Dans une retentissante interview (Le Monde du 4-5 février), Didier Sicard, président du Comité consultatif national d’éthique (CCNE), s’inquiète des tentations françaises pour l’eugénisme : il affirme que les justifications de l’interruption « médicale » de grossesse (IMG) sont de plus en plus laxistes et déplore un système de «pensée unique » qui, particulièrement en France, induit une « radicalité » dans « l’empêchement à naître ». Pourtant, l’eugénisme se porte aussi bien chez nos voisins (exemple : depuis 15 ans on peut, en Espagne, se débarrasser des futurs hémophiles…) et on pourrait plutôt craindre une mondialisation des tendances et pratiques eugéniques. En effet, la compétitivité économique (vers la Sainte Croissance) dépend de la santé et des aptitudes de chaque travailleur… Didier Sicard n’évoque pas la perspective eugénique révolutionnaire qu’ouvre le diagnostic préimplantatoire (DPI) , finalement agréé par le CCNE : l’ IMG (un seul fœtus ciblé, pénibilité physique et morale des actes,…) est peu eugénique en comparaison du DPI (sélection, au laboratoire, du « meilleur » parmi de nombreux embryons). Si, comme le découvre Didier Sicard, « le diagnostic prénatal vise à la suppression et non pas au traitement » ce n’est pas parce que les médecins refuseraient de soigner les fœtus ou les embryons, c’est qu’ils en demeurent incapables malgré tous les Téléthons, les cartes du génome et les Fêtes de la Science ! Ce qu’on sait faire, c’est seulement identifier des déviances génétiques grâce à la police moléculaire puis chasser l’ « anormal » en visant son éradication puisque que sa guérison est impossible.

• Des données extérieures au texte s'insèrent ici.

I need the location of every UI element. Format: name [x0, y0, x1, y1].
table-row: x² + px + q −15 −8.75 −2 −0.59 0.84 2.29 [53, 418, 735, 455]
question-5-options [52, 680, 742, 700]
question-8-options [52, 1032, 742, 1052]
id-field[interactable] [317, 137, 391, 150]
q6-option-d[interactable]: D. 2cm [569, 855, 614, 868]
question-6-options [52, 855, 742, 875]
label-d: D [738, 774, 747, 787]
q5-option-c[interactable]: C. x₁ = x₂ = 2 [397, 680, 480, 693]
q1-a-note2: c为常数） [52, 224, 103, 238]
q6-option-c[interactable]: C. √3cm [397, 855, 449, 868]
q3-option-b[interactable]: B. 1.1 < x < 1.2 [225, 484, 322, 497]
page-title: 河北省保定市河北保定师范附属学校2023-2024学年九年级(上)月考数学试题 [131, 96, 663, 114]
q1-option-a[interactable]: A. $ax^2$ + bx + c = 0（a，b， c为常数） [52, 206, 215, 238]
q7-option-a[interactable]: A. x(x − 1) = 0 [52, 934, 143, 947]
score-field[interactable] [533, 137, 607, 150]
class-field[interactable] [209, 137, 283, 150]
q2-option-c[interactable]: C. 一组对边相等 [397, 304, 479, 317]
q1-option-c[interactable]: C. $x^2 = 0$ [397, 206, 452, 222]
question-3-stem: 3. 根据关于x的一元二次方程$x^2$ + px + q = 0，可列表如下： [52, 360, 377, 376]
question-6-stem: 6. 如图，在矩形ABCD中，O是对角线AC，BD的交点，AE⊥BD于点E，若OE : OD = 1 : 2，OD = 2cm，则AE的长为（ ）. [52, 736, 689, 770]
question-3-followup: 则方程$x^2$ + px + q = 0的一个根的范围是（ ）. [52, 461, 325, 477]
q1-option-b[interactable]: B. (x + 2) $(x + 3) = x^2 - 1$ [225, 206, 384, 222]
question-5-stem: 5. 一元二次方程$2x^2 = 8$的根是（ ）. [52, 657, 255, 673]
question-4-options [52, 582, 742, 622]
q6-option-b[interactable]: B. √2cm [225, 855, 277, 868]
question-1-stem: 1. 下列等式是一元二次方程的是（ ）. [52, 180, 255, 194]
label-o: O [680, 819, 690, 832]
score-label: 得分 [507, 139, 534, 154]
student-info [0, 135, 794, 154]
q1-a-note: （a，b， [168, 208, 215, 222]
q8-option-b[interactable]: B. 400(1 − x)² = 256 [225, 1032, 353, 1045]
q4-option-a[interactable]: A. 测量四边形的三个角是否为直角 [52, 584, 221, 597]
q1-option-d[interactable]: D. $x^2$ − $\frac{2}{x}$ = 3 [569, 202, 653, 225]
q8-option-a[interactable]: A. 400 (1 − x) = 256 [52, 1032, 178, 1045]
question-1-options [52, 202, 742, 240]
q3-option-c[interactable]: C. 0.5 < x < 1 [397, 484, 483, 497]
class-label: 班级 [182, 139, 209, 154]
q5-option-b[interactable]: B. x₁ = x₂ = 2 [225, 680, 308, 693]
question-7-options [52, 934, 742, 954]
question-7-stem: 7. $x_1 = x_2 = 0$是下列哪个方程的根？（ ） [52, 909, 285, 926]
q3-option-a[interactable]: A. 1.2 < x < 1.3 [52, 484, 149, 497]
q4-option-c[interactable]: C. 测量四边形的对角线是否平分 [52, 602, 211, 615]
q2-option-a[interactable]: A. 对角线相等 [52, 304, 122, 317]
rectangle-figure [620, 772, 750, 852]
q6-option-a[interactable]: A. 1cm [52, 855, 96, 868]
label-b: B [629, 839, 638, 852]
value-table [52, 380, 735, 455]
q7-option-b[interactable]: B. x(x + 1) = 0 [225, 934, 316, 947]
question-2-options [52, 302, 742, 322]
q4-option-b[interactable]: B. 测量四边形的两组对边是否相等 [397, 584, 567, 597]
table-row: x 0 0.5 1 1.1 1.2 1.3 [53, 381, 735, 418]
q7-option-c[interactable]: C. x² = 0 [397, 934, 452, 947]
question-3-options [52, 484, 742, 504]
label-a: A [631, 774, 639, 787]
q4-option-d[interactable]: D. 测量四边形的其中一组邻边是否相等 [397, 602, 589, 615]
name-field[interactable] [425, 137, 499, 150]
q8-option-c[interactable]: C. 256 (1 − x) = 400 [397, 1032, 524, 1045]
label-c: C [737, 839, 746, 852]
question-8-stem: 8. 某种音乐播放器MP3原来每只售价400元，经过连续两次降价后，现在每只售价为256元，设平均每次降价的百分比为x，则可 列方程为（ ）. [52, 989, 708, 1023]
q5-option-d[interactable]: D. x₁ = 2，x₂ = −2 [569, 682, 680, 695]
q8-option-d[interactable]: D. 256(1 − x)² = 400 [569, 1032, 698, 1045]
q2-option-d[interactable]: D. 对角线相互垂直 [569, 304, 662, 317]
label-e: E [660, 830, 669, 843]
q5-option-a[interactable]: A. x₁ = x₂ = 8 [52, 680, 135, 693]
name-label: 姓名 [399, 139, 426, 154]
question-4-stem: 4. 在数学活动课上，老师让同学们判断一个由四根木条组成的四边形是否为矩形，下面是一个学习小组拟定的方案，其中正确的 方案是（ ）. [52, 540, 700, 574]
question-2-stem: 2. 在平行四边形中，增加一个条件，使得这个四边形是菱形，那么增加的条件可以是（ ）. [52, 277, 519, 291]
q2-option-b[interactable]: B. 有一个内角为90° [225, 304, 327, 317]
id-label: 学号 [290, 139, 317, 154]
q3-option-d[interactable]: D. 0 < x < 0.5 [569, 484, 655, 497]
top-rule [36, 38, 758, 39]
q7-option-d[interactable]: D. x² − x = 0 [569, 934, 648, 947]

Il y a 15 ans, j’avais été durement confronté à Pierre-André Taguieff à propos de mes craintes d’un nouvel eugénisme, et notre controverse avait culminé dans plusieurs numéros de la revue Esprit en 1994 (N° 199,200 et 207). Pierre-André Taguieff prétendait qu’il n’est d’eugénisme que par contrainte de l’Etat (comme sous le nazisme), niant le large consensus qui résulte de la peur des anomalies, de la croyance au tout génétique et de l’exigence de compétitivité. C’est à l’usage que la logique eugénique du DPI (où la purification génique est illimitée) devrait, malgré les désillusions -il n’y aura jamais d’enfant parfait- contribuer à une organisation sociale normative, à tendance totalitaire, même si ce mouvement est initié en démocratie et avec des bons sentiments. Comme je m’opposais au « progrès » par le DPI, Pierre-André Taguieff fut alors rejoint par la Nouvelle Droite pour conspuer mon « absolu immoralisme » relevant de « la démission médicale ou de l’obscurantisme » (Elements N° 76,1992)…Quelle surprise de retrouver Pierre-André Taguieff cité dans La Décroissance (février 2007) : notre intello, toujours néo-libéral, scientiste et donneur de leçons, craint que la décroissance amène à mettre en place « un système de contrôle impitoyable, et par exemple en finir avec la libre entreprise »… Voilà un philosophe qui s’inquiète davantage de protéger les activités industrieuses nécessaires à la croissance que de veiller sur l’humanité de l’homme!